Então não se trata de posicionar para apenas gerar uma suposta superioridade estática em alguma região do campo, ou seja, não se trata posicionar por posicionar, da mesma forma que não se trata de passar a bola por passar, de movimentar excessivamente por movimentar; trata-se de estar bem localizado, e estar bem localizado é estar no momento e no timing certo dentro do espaço, no tempo certo sem estar cedo demais ou atrasado. É dar um sentido para todos os movimentos sem mecanizar, pois ao mecanizar supostas vantagens e espaços, pode-se tirar a essência coordenativa das interações naturais que fluem dentro das transformações dos espaços onde a vantagem realmente ocorre em cima do oponente.

E falar de interações naturais mais proveitosas pode ser uma “anti-tese”, pois a natureza não entende de interesses e aproveitamentos, desconhece a concepção “eu”, desconhece o significado de “utilidade”. Como saber o que é verdadeiramente útil ao jogo?

Por isso, a chave do jogo de localização é simples: conhecer a lógica interna do jogo, a natureza do jogo, estar bem situado e estar bem posicionado no timing certo, fazendo a bola mover-se de diferentes formas para novas localizações evitando o uso excessivo de movimentos mecanizados, especialmente de aproximação e apoio, reconhecendo a verdadeira hora de aproximar, afastar, parar, correr, frear e acelerar.
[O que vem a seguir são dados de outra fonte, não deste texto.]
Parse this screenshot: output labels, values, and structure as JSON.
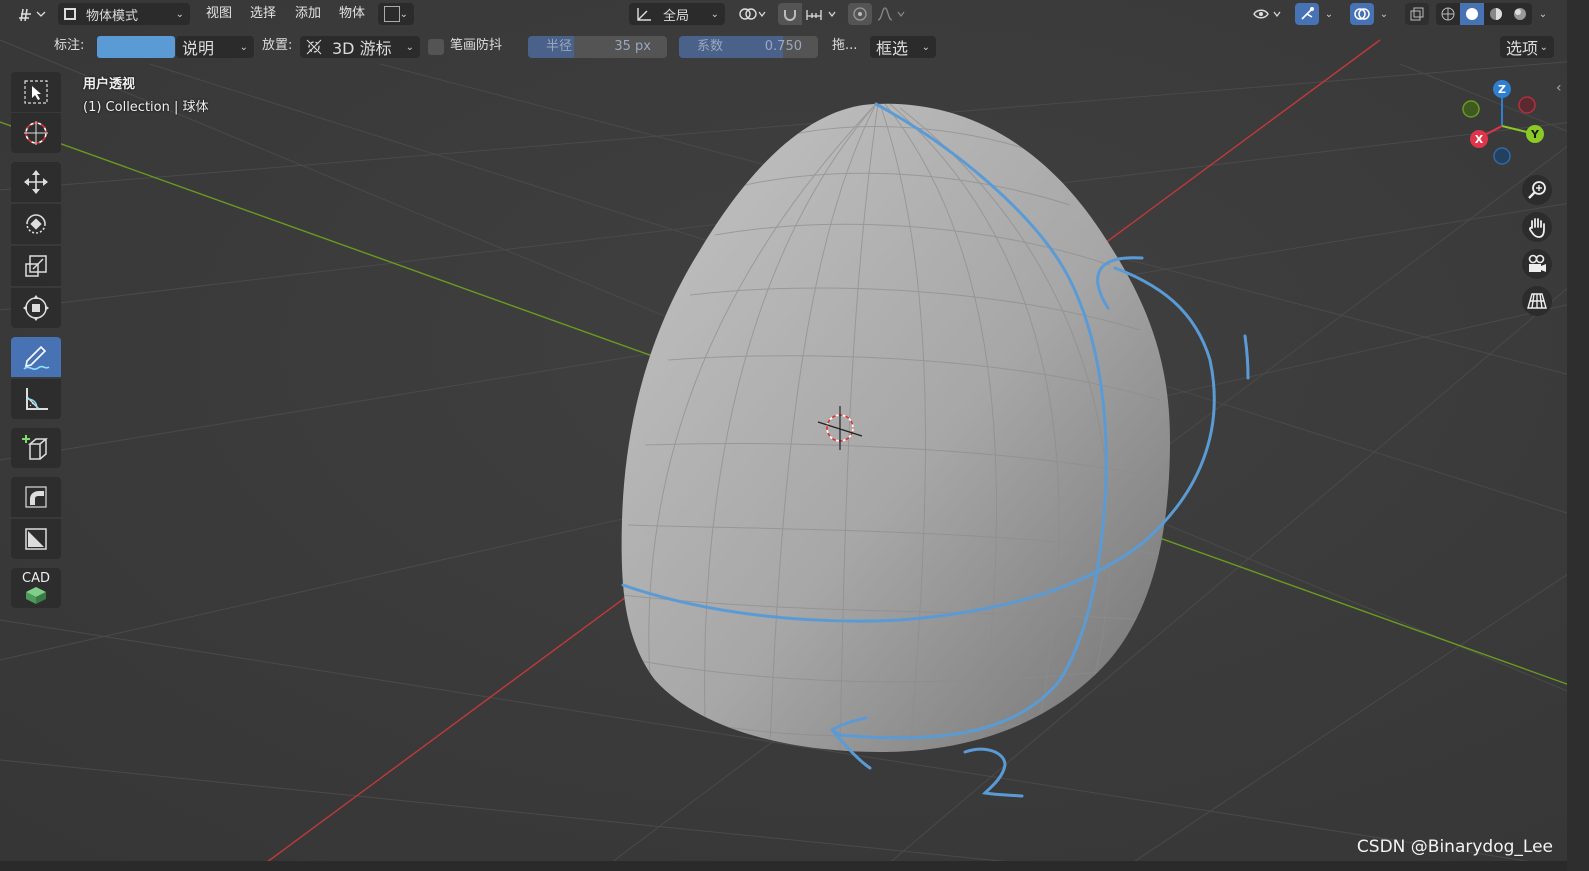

Isso vai proporcionar aos jogadores relações para que identifiquem o manejo individual do tempo, espaço e da velocidade para cada instante. Isso fará com que cada jogador se conheça melhor e conheça melhor seu companheiro, o que vai fazer o jogo ficar singularmente coletivo e transcender a visão da troca excessiva de 650 passes curtos por jogo ou usar a posse de bola para apenas passar a bola.

Abraços a todos e até a próxima quarta!